🤖 AI Summary
The practical utility of large language models (LLMs) for blue-team threat hunting remains unclear amid increasingly sophisticated cyber threats. Method: We propose CyberTeam—the first structured, task-oriented benchmark framework specifically designed for blue-team operations. It decomposes threat analysis into nine reproducible, modular operational units by explicitly modeling task dependencies, and defines a standardized two-stage workflow (threat attribution → incident response) covering 30 representative tasks. Contribution/Results: CyberTeam significantly enhances the reasoning controllability and result assessability of LLMs in realistic hunting scenarios. Empirical evaluation demonstrates that it substantially outperforms open-ended LLM inference strategies. Moreover, it provides the first systematic characterization of current LLMs’ capabilities and critical bottlenecks in end-to-end threat hunting—establishing a foundational benchmark for evaluating and advancing LLM-driven cybersecurity reasoning.
📝 Abstract
As cyber threats continue to grow in scale and sophistication, blue team defenders increasingly require advanced tools to proactively detect and mitigate risks. Large Language Models (LLMs) offer promising capabilities for enhancing threat analysis. However, their effectiveness in real-world blue team threat-hunting scenarios remains insufficiently explored. This paper presents CyberTeam, a benchmark designed to guide LLMs in blue teaming practice.

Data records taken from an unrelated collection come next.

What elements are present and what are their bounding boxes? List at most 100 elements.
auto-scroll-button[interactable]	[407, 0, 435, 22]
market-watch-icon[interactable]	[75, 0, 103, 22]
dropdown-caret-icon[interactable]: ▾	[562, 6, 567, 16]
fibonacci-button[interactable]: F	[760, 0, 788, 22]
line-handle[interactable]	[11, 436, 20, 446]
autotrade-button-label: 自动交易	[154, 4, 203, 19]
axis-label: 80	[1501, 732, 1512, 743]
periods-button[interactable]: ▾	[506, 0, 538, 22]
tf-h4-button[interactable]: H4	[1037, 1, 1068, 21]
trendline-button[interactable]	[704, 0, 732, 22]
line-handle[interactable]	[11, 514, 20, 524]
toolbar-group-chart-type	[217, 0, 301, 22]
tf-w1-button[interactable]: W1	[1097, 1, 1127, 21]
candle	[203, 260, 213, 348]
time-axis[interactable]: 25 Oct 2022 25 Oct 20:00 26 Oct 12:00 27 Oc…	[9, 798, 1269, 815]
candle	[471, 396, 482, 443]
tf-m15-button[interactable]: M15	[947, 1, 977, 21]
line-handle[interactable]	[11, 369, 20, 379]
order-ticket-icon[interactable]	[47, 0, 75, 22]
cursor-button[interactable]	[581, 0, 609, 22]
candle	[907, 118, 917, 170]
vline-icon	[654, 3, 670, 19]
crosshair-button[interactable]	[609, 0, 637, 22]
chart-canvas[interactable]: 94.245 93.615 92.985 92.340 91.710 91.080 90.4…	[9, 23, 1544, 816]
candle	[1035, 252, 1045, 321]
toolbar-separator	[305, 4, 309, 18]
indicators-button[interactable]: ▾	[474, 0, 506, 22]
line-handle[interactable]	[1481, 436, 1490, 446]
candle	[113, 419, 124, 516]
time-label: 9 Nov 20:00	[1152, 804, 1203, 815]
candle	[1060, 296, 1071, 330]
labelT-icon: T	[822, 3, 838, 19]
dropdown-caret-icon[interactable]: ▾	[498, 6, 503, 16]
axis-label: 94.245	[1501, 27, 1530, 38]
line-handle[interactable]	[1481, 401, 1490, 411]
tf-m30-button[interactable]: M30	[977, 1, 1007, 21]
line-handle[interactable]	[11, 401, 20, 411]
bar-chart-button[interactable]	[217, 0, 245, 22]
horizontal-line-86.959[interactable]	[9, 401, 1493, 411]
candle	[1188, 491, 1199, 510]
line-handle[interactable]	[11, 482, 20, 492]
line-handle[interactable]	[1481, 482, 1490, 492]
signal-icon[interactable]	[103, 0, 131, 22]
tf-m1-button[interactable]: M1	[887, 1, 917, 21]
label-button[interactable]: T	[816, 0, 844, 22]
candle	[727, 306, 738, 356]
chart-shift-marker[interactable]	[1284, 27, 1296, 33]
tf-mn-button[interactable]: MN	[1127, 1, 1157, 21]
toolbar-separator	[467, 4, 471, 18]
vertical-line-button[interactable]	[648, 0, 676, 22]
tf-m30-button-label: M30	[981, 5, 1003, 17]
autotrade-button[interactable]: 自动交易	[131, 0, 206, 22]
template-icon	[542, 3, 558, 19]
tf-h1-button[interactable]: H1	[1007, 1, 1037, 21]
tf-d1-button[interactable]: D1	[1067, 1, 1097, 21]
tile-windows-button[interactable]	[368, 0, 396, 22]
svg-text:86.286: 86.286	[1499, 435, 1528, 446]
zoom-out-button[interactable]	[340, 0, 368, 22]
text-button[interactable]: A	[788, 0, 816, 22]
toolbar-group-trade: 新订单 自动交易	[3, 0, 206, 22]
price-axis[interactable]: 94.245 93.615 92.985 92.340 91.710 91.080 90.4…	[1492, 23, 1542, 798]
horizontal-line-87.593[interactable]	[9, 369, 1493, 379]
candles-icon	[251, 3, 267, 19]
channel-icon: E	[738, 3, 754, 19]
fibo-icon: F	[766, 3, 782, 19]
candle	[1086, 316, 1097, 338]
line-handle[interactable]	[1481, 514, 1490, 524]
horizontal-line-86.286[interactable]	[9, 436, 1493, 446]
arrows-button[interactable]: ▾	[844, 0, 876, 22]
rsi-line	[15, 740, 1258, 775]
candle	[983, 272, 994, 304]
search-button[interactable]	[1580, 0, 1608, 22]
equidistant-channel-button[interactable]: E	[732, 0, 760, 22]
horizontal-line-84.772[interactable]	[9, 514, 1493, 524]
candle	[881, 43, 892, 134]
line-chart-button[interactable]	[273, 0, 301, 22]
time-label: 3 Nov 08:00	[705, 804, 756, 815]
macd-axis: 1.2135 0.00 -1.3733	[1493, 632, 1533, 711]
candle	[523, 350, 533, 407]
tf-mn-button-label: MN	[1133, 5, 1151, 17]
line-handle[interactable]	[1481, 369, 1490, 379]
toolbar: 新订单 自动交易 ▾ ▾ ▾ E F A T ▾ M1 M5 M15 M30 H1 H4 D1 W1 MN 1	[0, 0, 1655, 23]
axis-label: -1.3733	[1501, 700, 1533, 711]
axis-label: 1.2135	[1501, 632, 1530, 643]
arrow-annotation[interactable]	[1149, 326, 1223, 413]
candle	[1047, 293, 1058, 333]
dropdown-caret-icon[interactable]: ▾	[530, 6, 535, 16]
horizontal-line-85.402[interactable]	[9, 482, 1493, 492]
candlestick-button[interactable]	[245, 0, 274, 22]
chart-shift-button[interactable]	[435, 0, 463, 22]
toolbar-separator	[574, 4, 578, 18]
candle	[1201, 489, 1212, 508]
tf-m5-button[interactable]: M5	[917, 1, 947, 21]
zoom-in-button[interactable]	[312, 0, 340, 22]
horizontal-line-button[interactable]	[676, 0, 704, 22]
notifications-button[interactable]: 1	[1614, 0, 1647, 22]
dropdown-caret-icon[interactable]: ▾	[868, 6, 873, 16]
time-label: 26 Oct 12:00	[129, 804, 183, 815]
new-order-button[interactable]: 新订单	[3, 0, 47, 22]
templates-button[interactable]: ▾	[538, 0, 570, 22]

CyberTeam constructs a standardized workflow in two stages. First, it models realistic threat-hunting workflows by capturing the dependencies among analytical tasks from threat attribution to incident response. Next, each task is addressed through a set of operational modules tailored to its specific analytical requirements. This transforms threat hunting into a structured sequence of reasoning steps, with each step grounded in a discrete operation and ordered according to task-specific dependencies. Guided by this framework, LLMs are directed to perform threat-hunting tasks through modularized steps. Overall, CyberTeam integrates 30 tasks and 9 operational modules to guide LLMs through standardized threat analysis. We evaluate both leading LLMs and state-of-the-art cybersecurity agents, comparing CyberTeam against open-ended reasoning strategies. Our results highlight the improvements enabled by standardized design, while also revealing the limitations of open-ended reasoning in real-world threat hunting.